O. macrolepis is considered a tasty food fish species in parts of China and has high nutritional value. The price of O. macrolepis in China is twenty times higher than Common carp (Cyprinus carpio), another common commercial cyprinid species. With a huge decline in wild populations, the demand for O. macrolepis farming has grown in popularity for a while and continues to expand. The major locations for its fishery are in Ankang City, Shaanxi Province. Small entities are in Tai'an for reintroduction to the wild and stock enhancement.

O. macrolepis shows good stress tolerance and is of high performance at relatively high stocking densities, which supports the possibility of pond and raceway culture. Gou et al. have revealed the mechanism behind starvation, indicating possible strategy can be adapted to reduce feed wastage and labor inputs, thereby improving profitability in aquaculture.
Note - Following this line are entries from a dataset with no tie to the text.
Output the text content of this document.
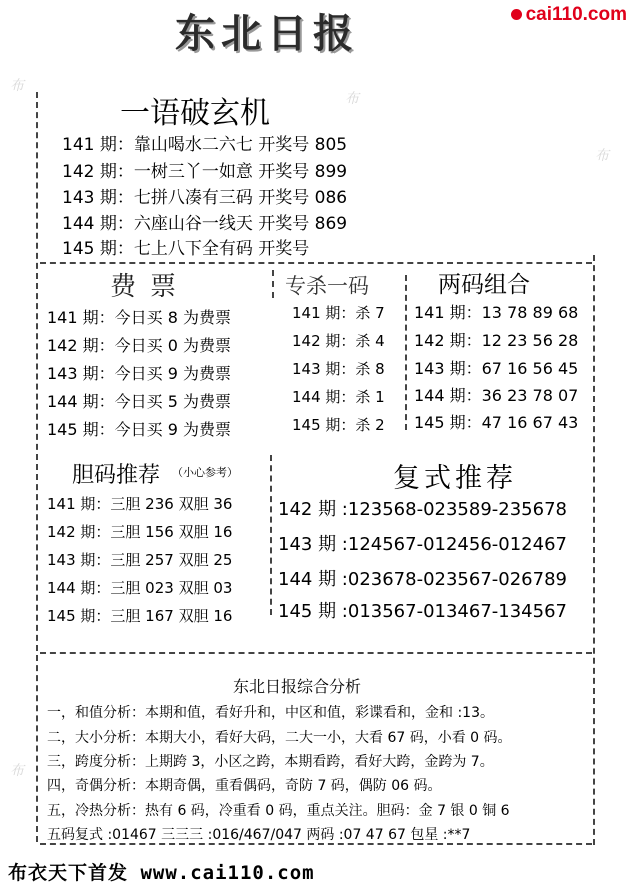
东北日报	cai110.com
布
布
布
布
一语破玄机
141 期：靠山喝水二六七 开奖号 805
142 期：一树三丫一如意 开奖号 899
143 期：七拼八凑有三码 开奖号 086
144 期：六座山谷一线天 开奖号 869
145 期：七上八下全有码 开奖号
费票
141 期：今日买 8 为费票
142 期：今日买 0 为费票
143 期：今日买 9 为费票
144 期：今日买 5 为费票
145 期：今日买 9 为费票
专杀一码
141 期：杀 7
142 期：杀 4
143 期：杀 8
144 期：杀 1
145 期：杀 2
两码组合
141 期：13 78 89 68
142 期：12 23 56 28
143 期：67 16 56 45
144 期：36 23 78 07
145 期：47 16 67 43
胆码推荐 （小心参考）
141 期：三胆 236 双胆 36
142 期：三胆 156 双胆 16
143 期：三胆 257 双胆 25
144 期：三胆 023 双胆 03
145 期：三胆 167 双胆 16
复式推荐
142 期 :123568-023589-235678
143 期 :124567-012456-012467
144 期 :023678-023567-026789
145 期 :013567-013467-134567
东北日报综合分析
一，和值分析：本期和值，看好升和，中区和值，彩谍看和，金和 :13。
二，大小分析：本期大小，看好大码，二大一小，大看 67 码，小看 0 码。
三，跨度分析：上期跨 3，小区之跨，本期看跨，看好大跨，金跨为 7。
四，奇偶分析：本期奇偶，重看偶码，奇防 7 码，偶防 06 码。
五，冷热分析：热有 6 码，冷重看 0 码，重点关注。胆码：金 7 银 0 铜 6
五码复式 :01467 三三三 :016/467/047 两码 :07 47 67 包星 :**7
布衣天下首发 www.cai110.com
The transformation of the aquaculture industry has begun. The O. macrolepis fishery in Qinba Mountainous Area has gradually shifted to the local wild native cold-water. One major reason is that O. macrolepis in aquaculture shows a low degree of polymorphism, and their phylogenetic relationships are dominated by geographical differences. Three farm populations from different breeding sites are exposed to long-term interbreeding and small genetic divergence, suggesting a high risk of germplasm degradation (the gradual loss of genetic variability and fitness in cultured lines due to inbreeding, genetic drift, or repeated use of a narrow brood stock base). Hybridization among different populations can mitigate this risk and enhance genetic diversity.

==Cultural aspect==

O. macrolepis in ancient China was a precious tribute to the emperor, and only people of high status could receive it.

Famous Chinese poet Li Bai (701AC–762AC), living in the Tang Dynasty, has written an experience of eating O. macrolepis in his poem, 酬中都小吏携斗酒双鱼于逆旅见赠, as "汶鱼紫锦鳞". He depicted O. macrolepis as having purple-ish shiny scales that look like brocade, and at that time, the fish was called "汶鱼", meaning "fish of the Wen district", and "Wen district" is around Mountain Tai Area. The poet was complimenting the generosity of local beadles who brought O. macrolepis and supports indicated in these actions during the poet's exile from the court.